Zweidrittelmehrheit für Putin

Russland Haushoher Sieg für Einiges Russland bei Wahlen. Kein Oppositioneller in der Duma vertreten

Die Chefin der Zentralen Wahlkommission, Ella Pamfilowa, prämiert die beste Journalistenfrage am Wahlabend mit einer Tasse Foto: S. Chirikov/dpa

AUS MOSKAU Klaus-Helge Donath

„Man kann mutig sagen, unsere Partei hat gewonnen“, meinte Dmitri Medwedjew freudestrahlend nach Bekanntgabe der ersten Ergebnisse der Dumawahl. Premier Medwedjew ist Chef und Spitzenkandidat der Kremlpartei Einiges Russland (ER). Das Zugpferd der Partei, der parteilose Wladimir Wladimirowitsch Putin, war auch sichtbar glücklich. „Wachsende politische Reife“ bestätigte er dem russischen Wähler angesichts der überwältigenden Mehrheit für die Regierungspartei.

Bislang hatte Präsident Putin fehlende Demokratie mit fehlender Reife des Bürger begründet. Dass der Wähler trotz Wirtschaftskrise vorbehaltlos die ER unterstützte, wertete der Kremlchef als Zeichen des Flüggewerdens. Er schien sogar ein wenig überrascht, dass der russische Wähler selbstlos materielles Wohlsein hintan stellt.

Mit einem so haushohen Sieg hatte auch der Kreml nicht gerechnet. Einiges Russland schnitt mit mehr als 54 Prozent besser ab als noch vor fünf Jahren. Damals erhielt ER 49 Prozent, stand jedoch unter dem Verdacht, bei dem Ergebnis massiv nachgeholfen zu haben. Weit abgeschlagen landeten die Kommunisten der KPRF mit 13, gefolgt von der nationalistischen LDPR ebenfalls mit 13 Prozent. Die dritte „systemkonforme“ Oppositionspartei, das sozial orientierte Gerechte Russland, erhielt sechs Prozent und zog damit nur knapp wieder in die Duma ein. KPRF und LDPR konnten kein Kapital aus der Krise schlagen, im Gegenteil sie verloren jeweils um etwa sechs Prozent gegenüber 2011.

Die oppositionelle Partei Jabloko und Parnas, die Partei des 2015 ermordeten Politikers Boris Nemzow, erhielten nur knapp zwei und 0,7 Prozent.

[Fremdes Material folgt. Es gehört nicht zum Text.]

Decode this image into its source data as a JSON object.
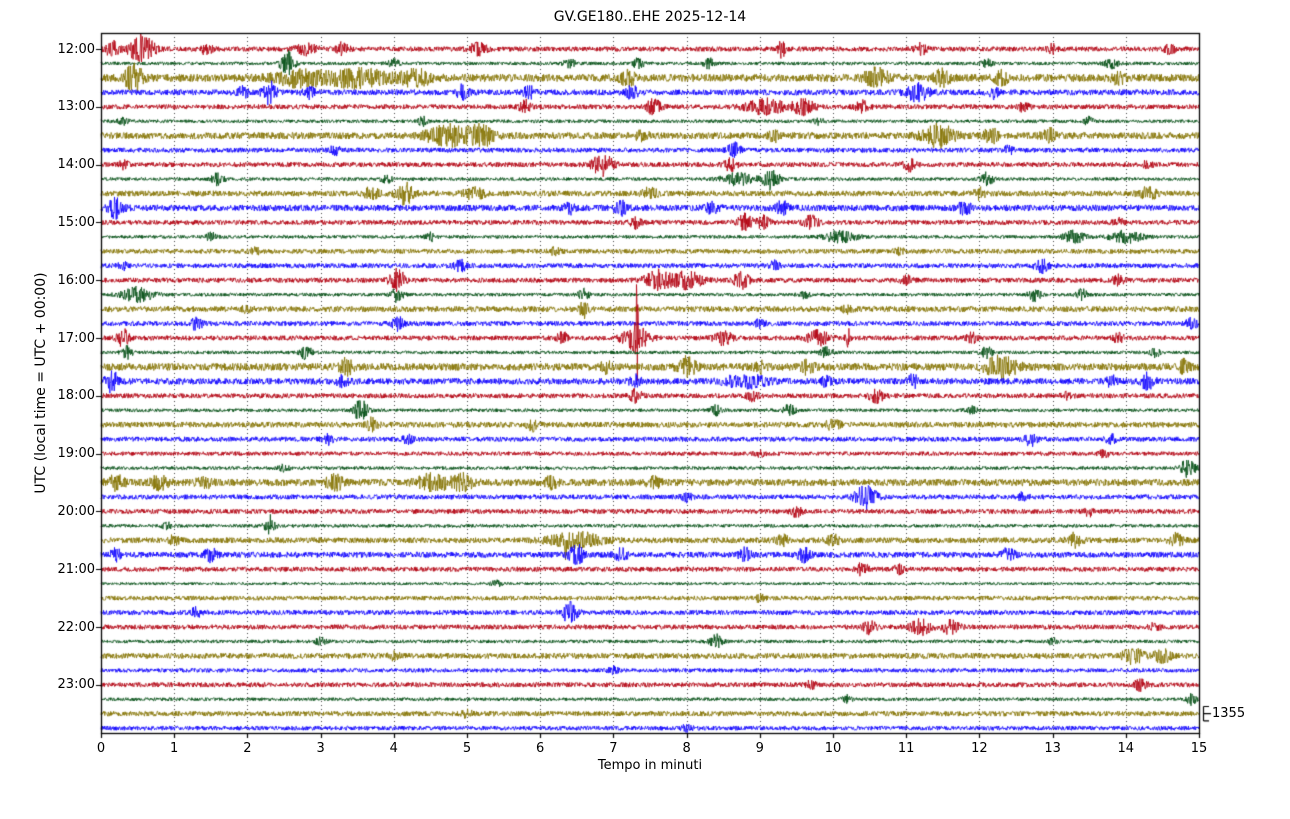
{
  "chart_data": {
    "type": "line",
    "subtype": "seismogram-helicorder-dayplot",
    "title": "GV.GE180..EHE 2025-12-14",
    "xlabel": "Tempo in minuti",
    "ylabel": "UTC (local time = UTC + 00:00)",
    "xlim": [
      0,
      15
    ],
    "x_tick_labels": [
      "0",
      "1",
      "2",
      "3",
      "4",
      "5",
      "6",
      "7",
      "8",
      "9",
      "10",
      "11",
      "12",
      "13",
      "14",
      "15"
    ],
    "hour_labels": [
      "12:00",
      "13:00",
      "14:00",
      "15:00",
      "16:00",
      "17:00",
      "18:00",
      "19:00",
      "20:00",
      "21:00",
      "22:00",
      "23:00"
    ],
    "rows": 48,
    "minutes_per_row": 15,
    "rows_per_hour": 4,
    "grid": {
      "vertical_dotted": true,
      "color": "#444444"
    },
    "legend": "none",
    "background": "#ffffff",
    "border_color": "#000000",
    "trace_colors": [
      "#B2000F",
      "#004C12",
      "#847200",
      "#0E01FF"
    ],
    "scale_marker": {
      "label": "1355",
      "row": 46
    },
    "color_noise": [
      2.4,
      1.7,
      2.8,
      2.4
    ],
    "row_noise": {
      "2": 1.35,
      "3": 1.2,
      "6": 1.2,
      "11": 1.3,
      "14": 0.85,
      "22": 1.3,
      "23": 1.3,
      "28": 0.85,
      "30": 1.25,
      "35": 1.2,
      "37": 0.8,
      "38": 0.8,
      "43": 0.85,
      "46": 0.9,
      "47": 0.9
    },
    "events": [
      [
        0,
        0.15,
        8,
        0.06
      ],
      [
        0,
        0.55,
        13,
        0.12
      ],
      [
        0,
        1.45,
        6,
        0.06
      ],
      [
        0,
        2.8,
        5,
        0.1
      ],
      [
        0,
        3.3,
        6,
        0.06
      ],
      [
        0,
        5.15,
        6,
        0.08
      ],
      [
        0,
        9.3,
        11,
        0.03
      ],
      [
        0,
        11.2,
        5,
        0.06
      ],
      [
        0,
        13.0,
        4,
        0.05
      ],
      [
        0,
        14.6,
        5,
        0.05
      ],
      [
        1,
        2.55,
        12,
        0.07
      ],
      [
        1,
        4.0,
        4,
        0.05
      ],
      [
        1,
        6.4,
        5,
        0.05
      ],
      [
        1,
        7.35,
        6,
        0.05
      ],
      [
        1,
        8.3,
        5,
        0.05
      ],
      [
        1,
        12.1,
        4,
        0.05
      ],
      [
        1,
        13.8,
        5,
        0.06
      ],
      [
        2,
        0.45,
        13,
        0.08
      ],
      [
        2,
        2.7,
        7,
        0.25
      ],
      [
        2,
        3.5,
        8,
        0.3
      ],
      [
        2,
        4.3,
        7,
        0.15
      ],
      [
        2,
        7.2,
        7,
        0.07
      ],
      [
        2,
        10.6,
        8,
        0.12
      ],
      [
        2,
        11.5,
        7,
        0.08
      ],
      [
        2,
        12.3,
        6,
        0.06
      ],
      [
        2,
        13.9,
        5,
        0.06
      ],
      [
        3,
        1.95,
        6,
        0.05
      ],
      [
        3,
        2.3,
        11,
        0.06
      ],
      [
        3,
        2.85,
        5,
        0.05
      ],
      [
        3,
        4.95,
        7,
        0.06
      ],
      [
        3,
        5.85,
        6,
        0.05
      ],
      [
        3,
        7.25,
        6,
        0.06
      ],
      [
        3,
        11.15,
        9,
        0.1
      ],
      [
        3,
        12.2,
        5,
        0.05
      ],
      [
        4,
        5.8,
        6,
        0.06
      ],
      [
        4,
        7.55,
        7,
        0.07
      ],
      [
        4,
        9.1,
        7,
        0.2
      ],
      [
        4,
        9.6,
        7,
        0.1
      ],
      [
        4,
        10.4,
        6,
        0.06
      ],
      [
        4,
        12.6,
        4,
        0.05
      ],
      [
        5,
        0.3,
        3,
        0.05
      ],
      [
        5,
        4.4,
        4,
        0.05
      ],
      [
        5,
        9.8,
        3,
        0.05
      ],
      [
        5,
        13.5,
        4,
        0.05
      ],
      [
        6,
        4.75,
        10,
        0.2
      ],
      [
        6,
        5.2,
        9,
        0.12
      ],
      [
        6,
        7.4,
        5,
        0.06
      ],
      [
        6,
        9.2,
        5,
        0.05
      ],
      [
        6,
        11.45,
        10,
        0.15
      ],
      [
        6,
        12.15,
        7,
        0.07
      ],
      [
        6,
        12.95,
        6,
        0.07
      ],
      [
        7,
        3.2,
        4,
        0.05
      ],
      [
        7,
        8.65,
        7,
        0.06
      ],
      [
        7,
        12.4,
        4,
        0.05
      ],
      [
        8,
        0.3,
        4,
        0.05
      ],
      [
        8,
        6.85,
        10,
        0.1
      ],
      [
        8,
        8.6,
        6,
        0.06
      ],
      [
        8,
        11.05,
        6,
        0.06
      ],
      [
        8,
        14.3,
        4,
        0.05
      ],
      [
        9,
        1.6,
        6,
        0.06
      ],
      [
        9,
        3.9,
        4,
        0.05
      ],
      [
        9,
        8.7,
        6,
        0.15
      ],
      [
        9,
        9.15,
        10,
        0.08
      ],
      [
        9,
        12.1,
        6,
        0.06
      ],
      [
        10,
        3.7,
        6,
        0.07
      ],
      [
        10,
        4.15,
        10,
        0.08
      ],
      [
        10,
        5.1,
        5,
        0.1
      ],
      [
        10,
        7.5,
        5,
        0.07
      ],
      [
        10,
        12.0,
        5,
        0.05
      ],
      [
        10,
        14.3,
        6,
        0.08
      ],
      [
        11,
        0.2,
        9,
        0.07
      ],
      [
        11,
        6.4,
        5,
        0.05
      ],
      [
        11,
        7.1,
        6,
        0.06
      ],
      [
        11,
        8.35,
        6,
        0.06
      ],
      [
        11,
        9.3,
        6,
        0.06
      ],
      [
        11,
        11.8,
        6,
        0.06
      ],
      [
        12,
        7.3,
        5,
        0.05
      ],
      [
        12,
        8.8,
        8,
        0.07
      ],
      [
        12,
        9.05,
        7,
        0.06
      ],
      [
        12,
        9.7,
        6,
        0.07
      ],
      [
        12,
        13.9,
        4,
        0.05
      ],
      [
        13,
        1.5,
        4,
        0.05
      ],
      [
        13,
        4.5,
        4,
        0.05
      ],
      [
        13,
        10.1,
        6,
        0.15
      ],
      [
        13,
        13.3,
        6,
        0.1
      ],
      [
        13,
        14.0,
        6,
        0.15
      ],
      [
        14,
        2.1,
        3,
        0.05
      ],
      [
        14,
        6.2,
        3,
        0.05
      ],
      [
        14,
        10.9,
        3,
        0.05
      ],
      [
        15,
        0.3,
        4,
        0.05
      ],
      [
        15,
        4.9,
        6,
        0.06
      ],
      [
        15,
        9.2,
        4,
        0.05
      ],
      [
        15,
        12.85,
        7,
        0.06
      ],
      [
        16,
        4.05,
        11,
        0.07
      ],
      [
        16,
        7.6,
        9,
        0.12
      ],
      [
        16,
        8.0,
        8,
        0.15
      ],
      [
        16,
        8.75,
        8,
        0.07
      ],
      [
        16,
        11.0,
        4,
        0.05
      ],
      [
        16,
        13.9,
        5,
        0.05
      ],
      [
        17,
        0.5,
        7,
        0.15
      ],
      [
        17,
        4.05,
        7,
        0.06
      ],
      [
        17,
        6.6,
        6,
        0.05
      ],
      [
        17,
        9.6,
        4,
        0.05
      ],
      [
        17,
        12.75,
        6,
        0.06
      ],
      [
        17,
        13.4,
        5,
        0.05
      ],
      [
        18,
        2.0,
        3,
        0.05
      ],
      [
        18,
        6.6,
        8,
        0.04
      ],
      [
        18,
        10.2,
        3,
        0.05
      ],
      [
        19,
        1.3,
        6,
        0.06
      ],
      [
        19,
        4.05,
        6,
        0.06
      ],
      [
        19,
        9.0,
        4,
        0.05
      ],
      [
        19,
        14.9,
        5,
        0.05
      ],
      [
        20,
        0.3,
        8,
        0.06
      ],
      [
        20,
        6.3,
        6,
        0.05
      ],
      [
        20,
        7.3,
        12,
        0.12
      ],
      [
        20,
        7.32,
        45,
        0.012
      ],
      [
        20,
        8.5,
        7,
        0.08
      ],
      [
        20,
        9.8,
        7,
        0.1
      ],
      [
        20,
        10.2,
        12,
        0.02
      ],
      [
        20,
        11.9,
        5,
        0.05
      ],
      [
        20,
        13.9,
        4,
        0.05
      ],
      [
        21,
        0.35,
        6,
        0.05
      ],
      [
        21,
        2.8,
        7,
        0.06
      ],
      [
        21,
        9.9,
        5,
        0.06
      ],
      [
        21,
        12.1,
        5,
        0.06
      ],
      [
        21,
        14.4,
        4,
        0.05
      ],
      [
        22,
        3.35,
        7,
        0.06
      ],
      [
        22,
        6.9,
        5,
        0.05
      ],
      [
        22,
        8.0,
        9,
        0.08
      ],
      [
        22,
        9.0,
        5,
        0.06
      ],
      [
        22,
        9.65,
        6,
        0.06
      ],
      [
        22,
        12.3,
        10,
        0.15
      ],
      [
        22,
        14.8,
        6,
        0.05
      ],
      [
        23,
        0.15,
        10,
        0.06
      ],
      [
        23,
        3.3,
        5,
        0.05
      ],
      [
        23,
        7.3,
        6,
        0.05
      ],
      [
        23,
        8.8,
        6,
        0.2
      ],
      [
        23,
        9.9,
        5,
        0.05
      ],
      [
        23,
        11.1,
        6,
        0.05
      ],
      [
        23,
        13.8,
        5,
        0.05
      ],
      [
        23,
        14.3,
        9,
        0.06
      ],
      [
        24,
        7.3,
        6,
        0.06
      ],
      [
        24,
        8.9,
        5,
        0.05
      ],
      [
        24,
        10.6,
        6,
        0.07
      ],
      [
        24,
        13.2,
        4,
        0.05
      ],
      [
        25,
        3.55,
        10,
        0.07
      ],
      [
        25,
        8.4,
        5,
        0.05
      ],
      [
        25,
        9.4,
        5,
        0.06
      ],
      [
        25,
        11.9,
        4,
        0.05
      ],
      [
        26,
        3.7,
        6,
        0.05
      ],
      [
        26,
        5.9,
        5,
        0.05
      ],
      [
        26,
        10.0,
        4,
        0.08
      ],
      [
        27,
        3.1,
        5,
        0.05
      ],
      [
        27,
        4.2,
        5,
        0.05
      ],
      [
        27,
        12.7,
        6,
        0.06
      ],
      [
        27,
        13.8,
        4,
        0.05
      ],
      [
        28,
        9.0,
        3,
        0.05
      ],
      [
        28,
        13.7,
        4,
        0.05
      ],
      [
        29,
        2.5,
        3,
        0.05
      ],
      [
        29,
        14.85,
        9,
        0.07
      ],
      [
        30,
        0.2,
        6,
        0.08
      ],
      [
        30,
        0.8,
        6,
        0.08
      ],
      [
        30,
        1.4,
        5,
        0.07
      ],
      [
        30,
        3.2,
        7,
        0.08
      ],
      [
        30,
        4.55,
        8,
        0.15
      ],
      [
        30,
        4.95,
        7,
        0.1
      ],
      [
        30,
        6.15,
        5,
        0.06
      ],
      [
        30,
        7.55,
        5,
        0.06
      ],
      [
        31,
        8.0,
        4,
        0.05
      ],
      [
        31,
        10.45,
        11,
        0.1
      ],
      [
        31,
        12.6,
        4,
        0.05
      ],
      [
        32,
        9.5,
        5,
        0.05
      ],
      [
        32,
        13.5,
        4,
        0.05
      ],
      [
        33,
        0.9,
        3,
        0.05
      ],
      [
        33,
        2.3,
        14,
        0.012
      ],
      [
        33,
        2.3,
        5,
        0.06
      ],
      [
        34,
        1.0,
        4,
        0.05
      ],
      [
        34,
        6.35,
        16,
        0.015
      ],
      [
        34,
        6.5,
        7,
        0.25
      ],
      [
        34,
        9.3,
        5,
        0.06
      ],
      [
        34,
        10.0,
        5,
        0.06
      ],
      [
        34,
        13.3,
        6,
        0.07
      ],
      [
        34,
        14.7,
        6,
        0.06
      ],
      [
        35,
        0.2,
        5,
        0.05
      ],
      [
        35,
        1.5,
        6,
        0.06
      ],
      [
        35,
        6.5,
        9,
        0.07
      ],
      [
        35,
        7.1,
        6,
        0.06
      ],
      [
        35,
        8.8,
        6,
        0.06
      ],
      [
        35,
        9.6,
        6,
        0.06
      ],
      [
        35,
        12.4,
        6,
        0.06
      ],
      [
        36,
        10.4,
        6,
        0.06
      ],
      [
        36,
        10.9,
        4,
        0.05
      ],
      [
        37,
        5.4,
        3,
        0.05
      ],
      [
        38,
        9.0,
        3,
        0.05
      ],
      [
        39,
        1.3,
        4,
        0.05
      ],
      [
        39,
        6.4,
        10,
        0.07
      ],
      [
        40,
        10.5,
        6,
        0.06
      ],
      [
        40,
        11.2,
        7,
        0.1
      ],
      [
        40,
        11.6,
        7,
        0.08
      ],
      [
        40,
        14.4,
        4,
        0.05
      ],
      [
        41,
        3.0,
        4,
        0.05
      ],
      [
        41,
        8.4,
        7,
        0.06
      ],
      [
        41,
        13.0,
        3,
        0.05
      ],
      [
        42,
        4.0,
        3,
        0.05
      ],
      [
        42,
        14.1,
        7,
        0.1
      ],
      [
        42,
        14.5,
        6,
        0.08
      ],
      [
        43,
        7.0,
        3,
        0.05
      ],
      [
        44,
        9.7,
        4,
        0.05
      ],
      [
        44,
        14.2,
        5,
        0.06
      ],
      [
        45,
        10.2,
        4,
        0.05
      ],
      [
        45,
        14.9,
        5,
        0.05
      ],
      [
        46,
        5.0,
        3,
        0.05
      ],
      [
        47,
        8.0,
        3,
        0.05
      ]
    ]
  }
}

Zu einem Erdrutschsieg für die ER wurde die Wahl jedoch erst durch die Direktmandate. 225 der 450 Sitze in der Duma wurden seit 2003 erstmals wieder an Direktkandidaten vergeben. Damit wollte die ER einem schlechten Abschneiden über die Parteiliste vorbeugen. Nach außen stellte es der Kreml jedoch auch als ein Schritt in Richtung Demokratisierung dar. Die nicht „systemkonforme“ Opposition hätte somit eine Chance, zumindest ihre Spitzenleute über diese Mandate in die Duma zu schicken. Diese Rechnung ging auch nicht auf. Kein oppositioneller Kandidat schaffte den Sprung ins Parlament – auch nicht der Abgeordnete Dmitri Gudkow. Bei Abstimmungen sorgte das Exfraktionsmitglied der GR mit seiner meist einsamen Gegenstimme wenigstens einen Moment für Aufmerksamkeit.

Die ER dürfte mit mindestens 343 Abgeordneten in die Duma einziehen. Auf die anderen drei Parteien entfallen noch 107 Sitze. Damit verfügt die Kremlpartei über eine verfassungsändernde Zweidrittelmehrheit.

Die Wahlbeteiligung lag diesmal mit 48 Prozent so niedrig wie nie zuvor

Ein Novum dieses Wahlgangs war die Offenheit und Zugänglichkeit der Zentralen Wahlkommission. Die Menschenrechtlerin Ella Pamfilowa hatte den Vorsitz übernommen. Der Kreml wollte nach den Protesten 2011 dieser Wahl den Anstrich von Ehrlichkeit und Transparenz verleihen. Dies ist auch gelungen. Zumal Pamfilowa öffentlich Unregelmäßigkeiten einräumte. Die Gültigkeit des Ausgangs würden diese jedoch nicht infrage stellen.

Ganz so sauber sei es dann aber doch nicht abgelaufen, meinte der Leiter der Wahlbeobachter von der NGO Golos, Grigori Melkonjanz. So wurden Wähler mit Bussen von Wahllokal zu Wahllokal zur Mehrfachabstimmung gefahren. Die Wahlbeteiligung lag mit 48 Prozent so niedrig wie nie zuvor.